For some, the words “artificial intelligence” conjure up a vision of a future where robots have taken all of our jobs. For others, it brings to mind emotional machines — robots programmed to demonstrate a semblance of humanity. Behind that first image lies the idea that computers can do things much better and faster than we can. Behind the second lies something less tangible — perhaps a desire to understand how we work, what makes us human.
Rosalind Picard, the founder and director of the Affective Computing research group at the MIT Media Lab, works in an area of AI that takes advantage of both of these features. Her projects utilize AI’s unique ability to gather lots of data and identify patterns, and apply it to read the often-indecipherable web of signals that our bodies and minds relay.
Picard recently spoke to KSJ fellows and guests about two such projects that she says have the potential to save lives.
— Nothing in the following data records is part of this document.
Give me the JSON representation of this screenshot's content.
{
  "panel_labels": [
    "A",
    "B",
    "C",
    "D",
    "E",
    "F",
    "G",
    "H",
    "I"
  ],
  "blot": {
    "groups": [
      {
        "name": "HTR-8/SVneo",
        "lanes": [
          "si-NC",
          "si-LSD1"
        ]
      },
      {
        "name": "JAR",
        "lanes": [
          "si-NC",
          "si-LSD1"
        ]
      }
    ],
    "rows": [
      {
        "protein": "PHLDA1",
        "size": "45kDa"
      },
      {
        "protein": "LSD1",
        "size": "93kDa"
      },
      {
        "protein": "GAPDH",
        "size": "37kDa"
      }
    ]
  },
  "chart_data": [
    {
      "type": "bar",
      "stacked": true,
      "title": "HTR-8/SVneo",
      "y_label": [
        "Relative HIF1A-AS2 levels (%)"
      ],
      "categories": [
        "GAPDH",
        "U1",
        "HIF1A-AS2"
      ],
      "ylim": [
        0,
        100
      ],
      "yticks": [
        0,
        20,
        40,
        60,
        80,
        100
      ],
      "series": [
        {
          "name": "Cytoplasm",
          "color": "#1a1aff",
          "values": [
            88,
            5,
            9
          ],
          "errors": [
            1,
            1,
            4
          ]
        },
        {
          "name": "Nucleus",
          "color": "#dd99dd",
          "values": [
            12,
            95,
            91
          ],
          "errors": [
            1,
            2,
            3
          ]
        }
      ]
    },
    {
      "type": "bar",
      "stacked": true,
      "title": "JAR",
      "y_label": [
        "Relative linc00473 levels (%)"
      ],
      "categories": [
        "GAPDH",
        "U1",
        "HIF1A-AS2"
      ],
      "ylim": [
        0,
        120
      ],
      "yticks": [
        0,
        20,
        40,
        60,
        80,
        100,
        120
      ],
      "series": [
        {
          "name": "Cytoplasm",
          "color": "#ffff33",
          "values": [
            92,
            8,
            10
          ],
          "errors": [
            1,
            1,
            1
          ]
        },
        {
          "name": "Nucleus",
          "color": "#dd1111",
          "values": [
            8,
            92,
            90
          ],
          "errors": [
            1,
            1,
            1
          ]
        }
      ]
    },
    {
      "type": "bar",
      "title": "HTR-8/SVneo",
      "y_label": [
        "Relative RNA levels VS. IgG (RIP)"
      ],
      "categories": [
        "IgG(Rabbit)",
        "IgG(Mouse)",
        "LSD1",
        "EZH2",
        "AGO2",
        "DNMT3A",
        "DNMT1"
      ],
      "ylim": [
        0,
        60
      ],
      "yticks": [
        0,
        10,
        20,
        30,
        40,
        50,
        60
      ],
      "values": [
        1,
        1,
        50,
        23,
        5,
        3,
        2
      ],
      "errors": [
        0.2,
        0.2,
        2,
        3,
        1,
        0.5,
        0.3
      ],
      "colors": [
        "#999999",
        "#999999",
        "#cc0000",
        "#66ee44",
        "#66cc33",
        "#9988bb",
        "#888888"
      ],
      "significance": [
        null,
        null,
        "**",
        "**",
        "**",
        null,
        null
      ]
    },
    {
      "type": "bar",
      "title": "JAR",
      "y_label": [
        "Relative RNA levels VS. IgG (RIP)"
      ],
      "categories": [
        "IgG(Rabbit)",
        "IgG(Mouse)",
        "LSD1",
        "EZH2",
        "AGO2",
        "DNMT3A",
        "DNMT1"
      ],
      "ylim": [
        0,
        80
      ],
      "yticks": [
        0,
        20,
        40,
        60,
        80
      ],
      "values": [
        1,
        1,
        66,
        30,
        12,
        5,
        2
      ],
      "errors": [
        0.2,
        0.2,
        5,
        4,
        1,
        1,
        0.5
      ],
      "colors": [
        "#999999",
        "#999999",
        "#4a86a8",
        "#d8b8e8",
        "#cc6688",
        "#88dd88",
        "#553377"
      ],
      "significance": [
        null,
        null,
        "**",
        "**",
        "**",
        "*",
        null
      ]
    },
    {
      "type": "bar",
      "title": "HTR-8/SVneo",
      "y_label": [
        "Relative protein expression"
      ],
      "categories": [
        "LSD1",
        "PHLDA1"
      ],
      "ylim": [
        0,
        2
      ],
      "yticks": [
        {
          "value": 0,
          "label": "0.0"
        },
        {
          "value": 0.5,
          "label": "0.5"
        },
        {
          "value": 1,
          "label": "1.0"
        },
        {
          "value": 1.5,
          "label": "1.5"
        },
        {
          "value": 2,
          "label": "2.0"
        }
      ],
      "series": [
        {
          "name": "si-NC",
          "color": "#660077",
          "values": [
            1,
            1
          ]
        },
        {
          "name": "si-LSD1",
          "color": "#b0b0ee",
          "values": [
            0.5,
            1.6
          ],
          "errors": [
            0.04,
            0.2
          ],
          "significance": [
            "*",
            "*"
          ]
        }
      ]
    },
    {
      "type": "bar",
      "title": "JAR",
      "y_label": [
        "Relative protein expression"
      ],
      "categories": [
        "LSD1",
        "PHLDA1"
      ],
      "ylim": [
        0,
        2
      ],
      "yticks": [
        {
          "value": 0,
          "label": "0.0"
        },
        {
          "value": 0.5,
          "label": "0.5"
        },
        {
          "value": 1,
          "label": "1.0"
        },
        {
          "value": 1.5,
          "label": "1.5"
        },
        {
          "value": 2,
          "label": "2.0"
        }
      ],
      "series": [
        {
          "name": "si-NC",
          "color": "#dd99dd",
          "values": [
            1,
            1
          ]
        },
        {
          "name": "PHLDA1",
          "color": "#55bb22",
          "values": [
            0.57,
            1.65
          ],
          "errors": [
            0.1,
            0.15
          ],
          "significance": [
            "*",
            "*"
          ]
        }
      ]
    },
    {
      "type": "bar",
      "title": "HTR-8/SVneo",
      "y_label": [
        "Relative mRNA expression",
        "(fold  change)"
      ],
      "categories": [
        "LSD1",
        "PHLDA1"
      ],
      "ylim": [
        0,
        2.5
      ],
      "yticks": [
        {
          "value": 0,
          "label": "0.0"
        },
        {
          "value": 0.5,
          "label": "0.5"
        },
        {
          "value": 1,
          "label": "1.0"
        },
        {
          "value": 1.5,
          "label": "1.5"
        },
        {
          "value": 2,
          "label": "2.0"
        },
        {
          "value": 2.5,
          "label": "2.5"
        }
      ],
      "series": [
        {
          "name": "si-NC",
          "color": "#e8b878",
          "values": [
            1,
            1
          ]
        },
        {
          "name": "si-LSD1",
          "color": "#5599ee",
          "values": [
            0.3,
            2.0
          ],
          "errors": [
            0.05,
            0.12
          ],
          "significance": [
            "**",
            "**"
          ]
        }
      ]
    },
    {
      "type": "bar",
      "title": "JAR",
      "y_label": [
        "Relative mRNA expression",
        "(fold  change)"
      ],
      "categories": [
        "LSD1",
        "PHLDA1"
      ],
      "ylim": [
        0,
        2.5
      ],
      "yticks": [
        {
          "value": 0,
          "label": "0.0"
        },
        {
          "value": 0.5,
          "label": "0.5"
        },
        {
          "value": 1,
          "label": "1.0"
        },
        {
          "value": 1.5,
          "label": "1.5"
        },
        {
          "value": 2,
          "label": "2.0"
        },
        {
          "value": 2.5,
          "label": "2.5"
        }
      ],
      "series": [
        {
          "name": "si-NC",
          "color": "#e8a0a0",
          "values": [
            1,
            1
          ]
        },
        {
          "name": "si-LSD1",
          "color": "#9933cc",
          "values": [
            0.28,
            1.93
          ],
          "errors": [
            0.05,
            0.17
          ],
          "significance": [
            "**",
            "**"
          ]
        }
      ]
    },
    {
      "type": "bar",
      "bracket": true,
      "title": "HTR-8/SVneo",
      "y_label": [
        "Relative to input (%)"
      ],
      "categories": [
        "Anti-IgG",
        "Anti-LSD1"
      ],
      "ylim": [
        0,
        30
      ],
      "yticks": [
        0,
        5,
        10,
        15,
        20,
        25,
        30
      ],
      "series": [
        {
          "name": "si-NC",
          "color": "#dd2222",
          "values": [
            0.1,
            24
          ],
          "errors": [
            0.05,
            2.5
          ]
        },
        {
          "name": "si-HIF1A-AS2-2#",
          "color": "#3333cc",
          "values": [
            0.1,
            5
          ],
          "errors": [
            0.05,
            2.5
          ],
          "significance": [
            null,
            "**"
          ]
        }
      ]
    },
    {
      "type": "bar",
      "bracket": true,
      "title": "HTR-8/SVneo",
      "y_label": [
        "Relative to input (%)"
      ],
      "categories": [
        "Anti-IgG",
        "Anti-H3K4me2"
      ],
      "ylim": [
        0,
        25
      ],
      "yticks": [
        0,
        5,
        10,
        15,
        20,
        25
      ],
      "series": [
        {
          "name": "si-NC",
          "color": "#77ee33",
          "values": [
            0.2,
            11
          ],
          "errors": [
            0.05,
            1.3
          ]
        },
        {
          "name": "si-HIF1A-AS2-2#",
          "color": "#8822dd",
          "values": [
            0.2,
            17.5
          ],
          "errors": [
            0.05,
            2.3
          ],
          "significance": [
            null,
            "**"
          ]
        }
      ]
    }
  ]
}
The first project grew out of her group’s work building sensors that measure skin conductance, subtle electrical changes across the surface of the skin. Wired to a wristband, a sensor can produce a 24/7 feed of the wearer’s sympathetic nervous system activity.
Picard stumbled upon a discovery when someone wearing the bands had a seizure, and the measure of their skin conductance jumped through the roof. The peaks on the graph were higher than any Picard had seen before. She worked with the chief of neurosurgery at Children’s Hospital in Boston to investigate whether there was a connection between this huge sympathetic nervous system response and the seizure. In their study, 100 percent of Grand Mal seizures, the kind that cause a loss of consciousness and convulsions, showed the same massive peaks. Based on that research and subsequent studies, Picard developed a product called Embrace, a watch that automatically notifies a designated third party if the wearer is showing signs of a seizure. This kind of intervention could potentially prevent cases of Sudden Unexpected Death in Epilepsy, or SUDEP.
KSJ fellow Elana Gordon, who reports on addiction, asked Picard whether anyone has thought about using sensor technology to prevent drug overdoses. Picard said that her group has measured responses in cocaine users, and found patterns in their skin conductance and the temperature of the skin. She noted that factors unrelated to cocaine use can cause similar responses, but with machine learning, if you can gather enough data, the signals start to separate from the noise. As the patterns become more defined, prediction will improve.
This is the idea behind the second project Picard discussed: using AI to prevent depression. Our phones, the little computers that we carry around in our pockets, can learn an awful lot about us. What if we could use that information to alert us to when we’re at risk of sliding into depression?
She ran a study with MIT students, and in addition to skin conductance, she tracked data like amount of sleep, light exposure, exercise, drinking, texting behavior, and she surveyed how they were feeling throughout the day. The goal was to create a deep neural network that would make predictions: Based on your data from today, are you likely to feel happy or sad tomorrow? Are you likely to feel stressed or calm?
One problem with all of this incredible pattern-recognition is that we might not always want to know the results. Do people want an app that tells them they are going to be sad tomorrow?
Picard wasn’t sure. But if algorithms learn which habits lead to dreary moods, an app could give recommendations that might change the outcome, like “call your friend today.”
AI might be able to help us understand our complicated, messy selves, but as of yet there’s no replacement for human empathy.